As for the UK, Carney faces both ways.
On the one hand, he does not reject the idea that the UK is suffering from endemic, secular stagnation - although it is not his preferred view.
Which is why, in his words, the Bank of England and other central banks have "set monetary policy at emergency levels by reducing short-term interest rates to their lowest feasible levels, undertaking large-scale asset purchases and pursuing targeted interventions to ease funding and credit conditions".
Carney is less pessimistic than Summers. He believes that the exceptional monetary stimulus being provided by the Bank of England will - in time - lead to a return to growth of a sustainable sort that isn't so different from what we enjoyed in the past, and would allow interest rates to eventually return to "normal" levels.
In that context, he is bullish about the strength and durability of the current recovery in the UK.
But here is what matters. In spite of the UK economy currently growing at an annualised rate of more than 3% - the "natural" rate before the Crash - he says that "it is unlikely that equilibrium interest rates will return to historically normal levels any time soon".
Because if interest rates did rise, the indebtedness of consumers and government, and the absence of compensating demand for UK goods and services from abroad, means that recovery would be precipitately choked off.
Isn't all this rather scary, given that Carney acknowledges that the debts or leverage of households remain high by historical standards, and that spending by consumers is simultaneously fuelling the recovery and undermining the repair of households' balance sheets?
Or to put it another way, a consumer-led recovery is simultaneously doing good and bad.

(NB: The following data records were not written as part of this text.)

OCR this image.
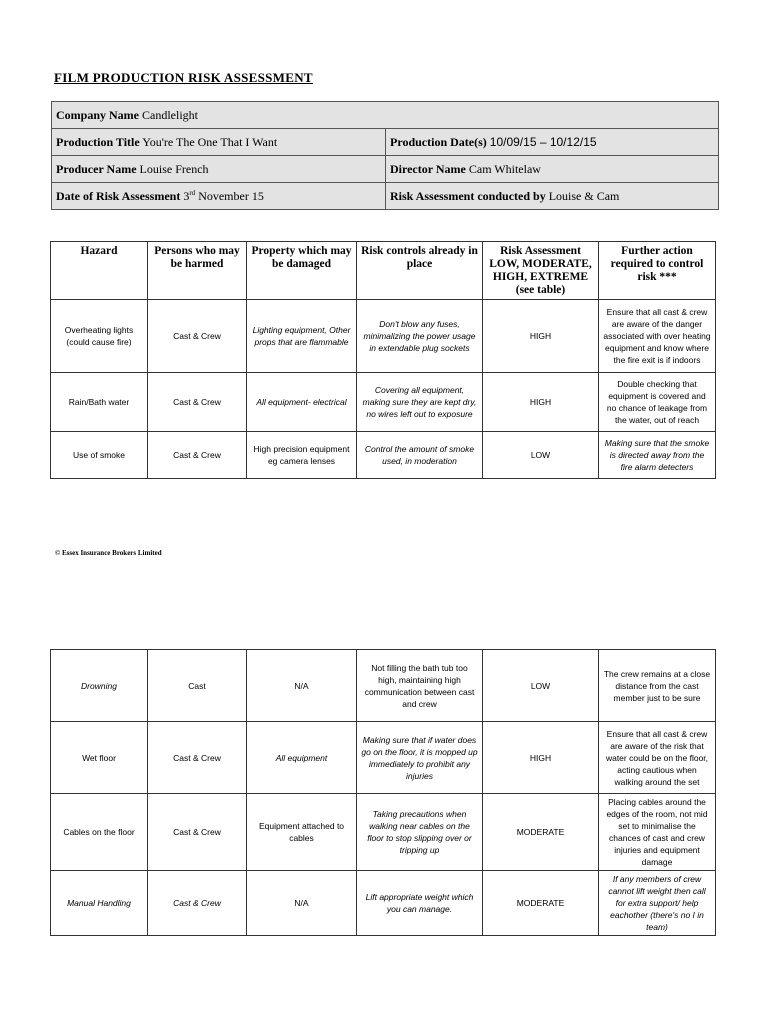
FILM PRODUCTION RISK ASSESSMENT
Company Name Candlelight	
Production Title You're The One That I Want	Production Date(s) 10/09/15 – 10/12/15
Producer Name Louise French	Director Name Cam Whitelaw
Date of Risk Assessment 3rd November 15	Risk Assessment conducted by Louise & Cam
Hazard	Persons who may be harmed	Property which may be damaged	Risk controls already in place	Risk Assessment LOW, MODERATE, HIGH, EXTREME (see table)	Further action required to control risk ***
Overheating lights (could cause fire)	Cast & Crew	Lighting equipment, Other props that are flammable	Don't blow any fuses, minimalizing the power usage in extendable plug sockets	HIGH	Ensure that all cast & crew are aware of the danger associated with over heating equipment and know where the fire exit is if indoors
Rain/Bath water	Cast & Crew	All equipment- electrical	Covering all equipment, making sure they are kept dry, no wires left out to exposure	HIGH	Double checking that equipment is covered and no chance of leakage from the water, out of reach
Use of smoke	Cast & Crew	High precision equipment eg camera lenses	Control the amount of smoke used, in moderation	LOW	Making sure that the smoke is directed away from the fire alarm detecters
© Essex Insurance Brokers Limited
Drowning	Cast	N/A	Not filling the bath tub too high, maintaining high communication between cast and crew	LOW	The crew remains at a close distance from the cast member just to be sure
Wet floor	Cast & Crew	All equipment	Making sure that if water does go on the floor, it is mopped up immediately to prohibit any injuries	HIGH	Ensure that all cast & crew are aware of the risk that water could be on the floor, acting cautious when walking around the set
Cables on the floor	Cast & Crew	Equipment attached to cables	Taking precautions when walking near cables on the floor to stop slipping over or tripping up	MODERATE	Placing cables around the edges of the room, not mid set to minimalise the chances of cast and crew injuries and equipment damage
Manual Handling	Cast & Crew	N/A	Lift appropriate weight which you can manage.	MODERATE	If any members of crew cannot lift weight then call for extra support/ help eachother (there's no I in team)
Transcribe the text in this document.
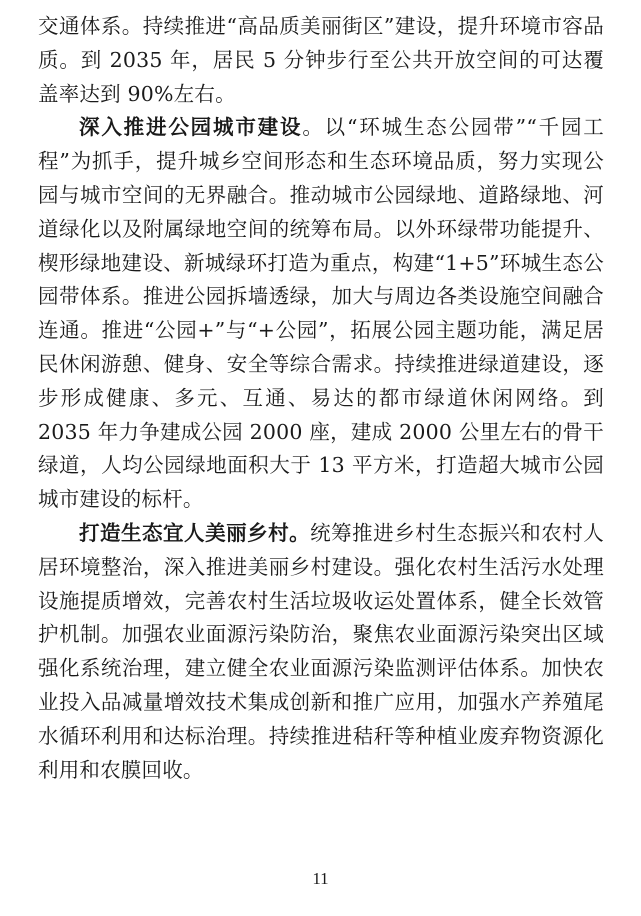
交通体系。持续推进“高品质美丽街区”建设，提升环境市容品质。到 2035 年，居民 5 分钟步行至公共开放空间的可达覆盖率达到 90%左右。

深入推进公园城市建设。以“环城生态公园带”“千园工程”为抓手，提升城乡空间形态和生态环境品质，努力实现公园与城市空间的无界融合。推动城市公园绿地、道路绿地、河道绿化以及附属绿地空间的统筹布局。以外环绿带功能提升、楔形绿地建设、新城绿环打造为重点，构建“1+5”环城生态公园带体系。推进公园拆墙透绿，加大与周边各类设施空间融合连通。推进“公园+”与“+公园”，拓展公园主题功能，满足居民休闲游憩、健身、安全等综合需求。持续推进绿道建设，逐步形成健康、多元、互通、易达的都市绿道休闲网络。到 2035 年力争建成公园 2000 座，建成 2000 公里左右的骨干绿道，人均公园绿地面积大于 13 平方米，打造超大城市公园城市建设的标杆。

打造生态宜人美丽乡村。统筹推进乡村生态振兴和农村人居环境整治，深入推进美丽乡村建设。强化农村生活污水处理设施提质增效，完善农村生活垃圾收运处置体系，健全长效管护机制。加强农业面源污染防治，聚焦农业面源污染突出区域强化系统治理，建立健全农业面源污染监测评估体系。加快农业投入品减量增效技术集成创新和推广应用，加强水产养殖尾水循环利用和达标治理。持续推进秸秆等种植业废弃物资源化利用和农膜回收。

11
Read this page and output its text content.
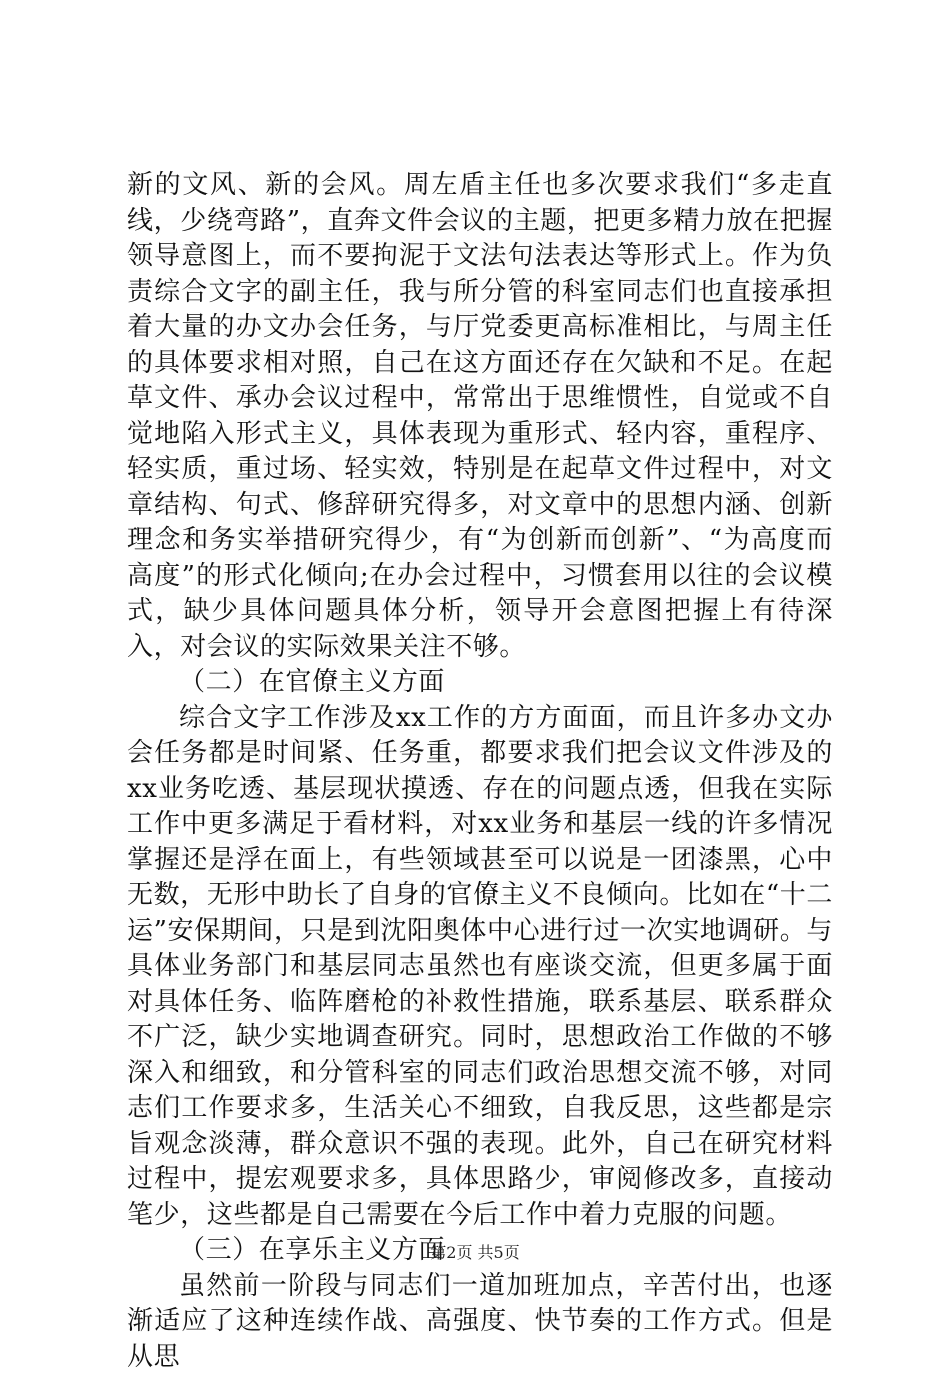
新的文风、新的会风。周左盾主任也多次要求我们“多走直线，少绕弯路”，直奔文件会议的主题，把更多精力放在把握领导意图上，而不要拘泥于文法句法表达等形式上。作为负责综合文字的副主任，我与所分管的科室同志们也直接承担着大量的办文办会任务，与厅党委更高标准相比，与周主任的具体要求相对照，自己在这方面还存在欠缺和不足。在起草文件、承办会议过程中，常常出于思维惯性，自觉或不自觉地陷入形式主义，具体表现为重形式、轻内容，重程序、轻实质，重过场、轻实效，特别是在起草文件过程中，对文章结构、句式、修辞研究得多，对文章中的思想内涵、创新理念和务实举措研究得少，有“为创新而创新”、“为高度而高度”的形式化倾向;在办会过程中，习惯套用以往的会议模式，缺少具体问题具体分析，领导开会意图把握上有待深入，对会议的实际效果关注不够。

（二）在官僚主义方面

综合文字工作涉及xx工作的方方面面，而且许多办文办会任务都是时间紧、任务重，都要求我们把会议文件涉及的xx业务吃透、基层现状摸透、存在的问题点透，但我在实际工作中更多满足于看材料，对xx业务和基层一线的许多情况掌握还是浮在面上，有些领域甚至可以说是一团漆黑，心中无数，无形中助长了自身的官僚主义不良倾向。比如在“十二运”安保期间，只是到沈阳奥体中心进行过一次实地调研。与具体业务部门和基层同志虽然也有座谈交流，但更多属于面对具体任务、临阵磨枪的补救性措施，联系基层、联系群众不广泛，缺少实地调查研究。同时，思想政治工作做的不够深入和细致，和分管科室的同志们政治思想交流不够，对同志们工作要求多，生活关心不细致，自我反思，这些都是宗旨观念淡薄，群众意识不强的表现。此外，自己在研究材料过程中，提宏观要求多，具体思路少，审阅修改多，直接动笔少，这些都是自己需要在今后工作中着力克服的问题。

（三）在享乐主义方面

虽然前一阶段与同志们一道加班加点，辛苦付出，也逐渐适应了这种连续作战、高强度、快节奏的工作方式。但是从思

第2页 共5页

Not to worry, says Carney. He and his colleagues saw this coming, and they have a cunning plan to nurture the fledgling recovery while warding off the dangers that it will lead to a dangerous amplification of debts that would see us return to 2008-style banking crisis.
That plan is to see the Monetary Policy Committee and the new Financial Policy Committee, created by the Chancellor, working in tandem - with the MPC setting negative real interest rates, and the FPC making sure banks don't allow consumers and businesses to become dangerously indebted.
So, for example, the FPC has already modified the Funding for Lending scheme, so that cheap Bank of England funds are diverted from mortgages - where there has been a revival of supply - to small business lending, where there is still a bit of a drought.
And in the future the Bank of England's FPC could tighten underwriting standards for loans and force banks to undertake more stringent affordability tests. Or it could stem the pace of lending by obliging banks to hold more expensive capital relative to the loans they make. Or it could advise the government to reduce the supply of guarantees for mortgages under its Help-to-Buy scheme.
Here is what I think is striking.
Much of this feels like the prudential equivalent of the kind of fiscal tinkering - short term modifications of taxing and spending to stimulate or rein in growth - that was so beloved of government in the 1960s and 1970s.
Fiscal tinkering became discredited because it was seen to be creating too much uncertainty for businesses and households, which found it harder to make rational investing and spending decisions.
Fiscal tinkering was seen to be undermining the UK's long-term rate of growth.
Which at a time when Summers worries the long-term rate of growth in the UK is close to zero is not - maybe - a danger we need to worry about.
Prudential tinkering, to prevent a consumer-led economic revival collapsing rapidly into financial mayhem, may well be smart and imaginative.
But it is not impossible to think of it as ultimately becoming a deterrent to sensible, wealth-creating lending and investing.
Or to tell you what you probably know, each era's solution to an economic crisis contains within it the causes of the subsequent crisis.